When I was in high school, I took a Shakespeare class, and we read about six plays. After we finished a play, the teacher would screen a movie version. He would take votes as to which version we wanted to watch, and when it came to The Tempest, I suggested we watch Forbidden Planet. He had never actually heard of it, but agreed to screen it for us.
And when it was finished, he was kind of pissed.
That wasn’t a faithful adaption! What was I thinking? He made me write an essay explaining every connection between the film and the play, and I am proud to say, I got a B+. (And frankly, I think he was just trying to save some face by not giving me an A.)
I bring this up because when it comes to adaptations of Shakespeare, I still prefer more…”modern” takes on the Bard. And I mean really modern; the kind that doesn’t use the original text as much as general plot. Which is why I found it surprising how enjoyable I found Joss Whedon’s Much Ado About Nothing to be.
The basic story behind its production is that it was filmed (in lovely black-and-white) in about two weeks at Joss Whedon’s house in Santa Monica, featuring many from his usual cadre of talent, including Amy Acker, Alexis Denisof, Clark Gregg, Fran Kranz, Tom Lenk, and Nathan Fillion, (who, by far, gives the funniest performance in the film).
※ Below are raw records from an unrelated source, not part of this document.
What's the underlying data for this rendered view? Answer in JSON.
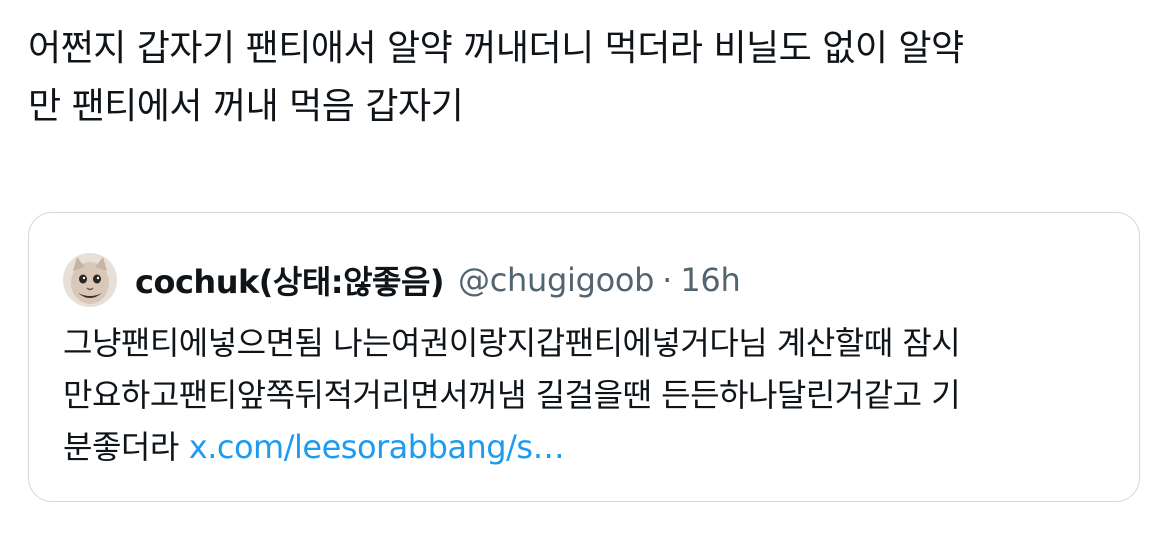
{
  "tweet": {
    "text_line_1": "어쩐지 갑자기 팬티애서 알약 꺼내더니 먹더라 비닐도 없이 알약",
    "text_line_2": "만 팬티에서 꺼내 먹음 갑자기"
  },
  "quoted_tweet": {
    "avatar_icon": "cat-face-avatar-icon",
    "display_name": "cochuk(상태:않좋음)",
    "handle": "@chugigoob",
    "separator": "·",
    "timestamp": "16h",
    "body_line_1": "그냥팬티에넣으면됨 나는여권이랑지갑팬티에넣거다님 계산할때 잠시",
    "body_line_2": "만요하고팬티앞쪽뒤적거리면서꺼냄  길걸을땐 든든하나달린거같고 기",
    "body_line_3": "분좋더라",
    "link_text": "x.com/leesorabbang/s…"
  },
  "colors": {
    "text_primary": "#0f1419",
    "text_secondary": "#536471",
    "link": "#1d9bf0",
    "border": "#cfd9de"
  }
}
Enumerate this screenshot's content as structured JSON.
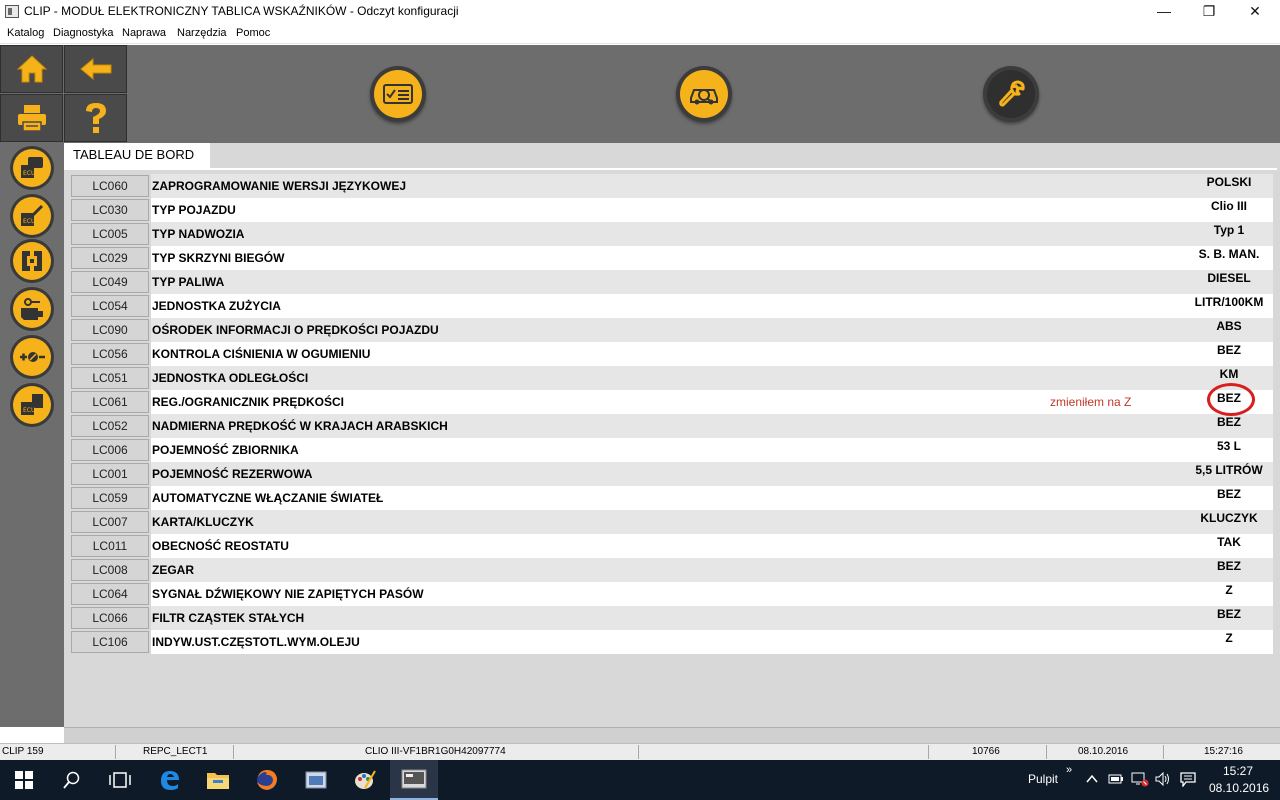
{
  "window": {
    "title": "CLIP - MODUŁ ELEKTRONICZNY TABLICA WSKAŹNIKÓW - Odczyt konfiguracji",
    "minimize": "—",
    "maximize": "❐",
    "close": "✕"
  },
  "menu": [
    "Katalog",
    "Diagnostyka",
    "Naprawa",
    "Narzędzia",
    "Pomoc"
  ],
  "tab": {
    "label": "TABLEAU DE BORD"
  },
  "rows": [
    {
      "code": "LC060",
      "desc": "ZAPROGRAMOWANIE WERSJI JĘZYKOWEJ",
      "value": "POLSKI"
    },
    {
      "code": "LC030",
      "desc": "TYP POJAZDU",
      "value": "Clio III"
    },
    {
      "code": "LC005",
      "desc": "TYP NADWOZIA",
      "value": "Typ 1"
    },
    {
      "code": "LC029",
      "desc": "TYP SKRZYNI BIEGÓW",
      "value": "S. B. MAN."
    },
    {
      "code": "LC049",
      "desc": "TYP PALIWA",
      "value": "DIESEL"
    },
    {
      "code": "LC054",
      "desc": "JEDNOSTKA ZUŻYCIA",
      "value": "LITR/100KM"
    },
    {
      "code": "LC090",
      "desc": "OŚRODEK INFORMACJI O PRĘDKOŚCI POJAZDU",
      "value": "ABS"
    },
    {
      "code": "LC056",
      "desc": "KONTROLA CIŚNIENIA W OGUMIENIU",
      "value": "BEZ"
    },
    {
      "code": "LC051",
      "desc": "JEDNOSTKA ODLEGŁOŚCI",
      "value": "KM"
    },
    {
      "code": "LC061",
      "desc": "REG./OGRANICZNIK PRĘDKOŚCI",
      "value": "BEZ"
    },
    {
      "code": "LC052",
      "desc": "NADMIERNA PRĘDKOŚĆ W KRAJACH ARABSKICH",
      "value": "BEZ"
    },
    {
      "code": "LC006",
      "desc": "POJEMNOŚĆ ZBIORNIKA",
      "value": "53 L"
    },
    {
      "code": "LC001",
      "desc": "POJEMNOŚĆ REZERWOWA",
      "value": "5,5 LITRÓW"
    },
    {
      "code": "LC059",
      "desc": "AUTOMATYCZNE WŁĄCZANIE ŚWIATEŁ",
      "value": "BEZ"
    },
    {
      "code": "LC007",
      "desc": "KARTA/KLUCZYK",
      "value": "KLUCZYK"
    },
    {
      "code": "LC011",
      "desc": "OBECNOŚĆ REOSTATU",
      "value": "TAK"
    },
    {
      "code": "LC008",
      "desc": "ZEGAR",
      "value": "BEZ"
    },
    {
      "code": "LC064",
      "desc": "SYGNAŁ DŹWIĘKOWY NIE ZAPIĘTYCH PASÓW",
      "value": "Z"
    },
    {
      "code": "LC066",
      "desc": "FILTR CZĄSTEK STAŁYCH",
      "value": "BEZ"
    },
    {
      "code": "LC106",
      "desc": "INDYW.UST.CZĘSTOTL.WYM.OLEJU",
      "value": "Z"
    }
  ],
  "annotation": {
    "text": "zmieniłem na Z",
    "color": "#c0392b"
  },
  "status": {
    "device": "CLIP 159",
    "mode": "REPC_LECT1",
    "vehicle": "CLIO III-VF1BR1G0H42097774",
    "number": "10766",
    "date": "08.10.2016",
    "time": "15:27:16"
  },
  "taskbar": {
    "desktop_label": "Pulpit",
    "desktop_chevron": "»",
    "clock_time": "15:27",
    "clock_date": "08.10.2016"
  },
  "icons": {
    "toolbar": [
      "home-icon",
      "back-arrow-icon",
      "printer-icon",
      "help-icon",
      "checklist-icon",
      "vehicle-diagnostic-icon",
      "wrench-icon"
    ],
    "sidebar": [
      "ecu-comment-icon",
      "ecu-edit-icon",
      "ecu-connector-icon",
      "engine-key-icon",
      "plus-minus-icon",
      "ecu-document-icon"
    ]
  },
  "colors": {
    "accent": "#f6b21b",
    "dark": "#3c3c3c",
    "panel": "#6d6d6d"
  }
}
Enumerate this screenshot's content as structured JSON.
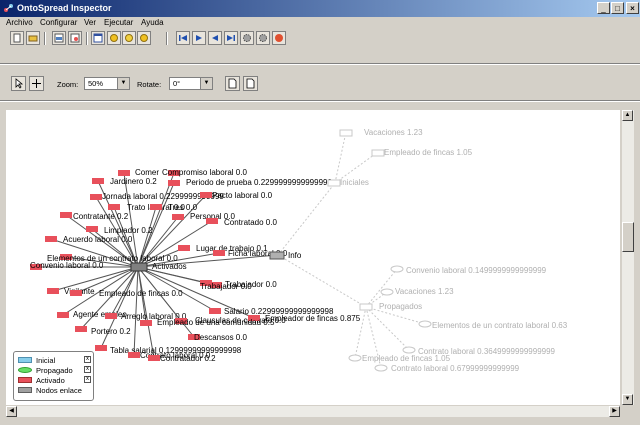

While it is set in modern day, the movie’s dialogue comes strictly from the play (more or less). This can take a little getting used to at first, but eventually, as tends to be the case with Shakespeare, you adjust, and it makes perfect and delightful sense. Yes, this is a Shakespeare adaption both I and my former English teacher would approve of.
More can be said about it when the film gets its general release this summer, but if you can’t wait until then, get thee to the Film Festival!
Much Ado About Nothing will screen as part of the San Francisco International Film Festival today at 6PM and Monday April 29th at 3:30PM.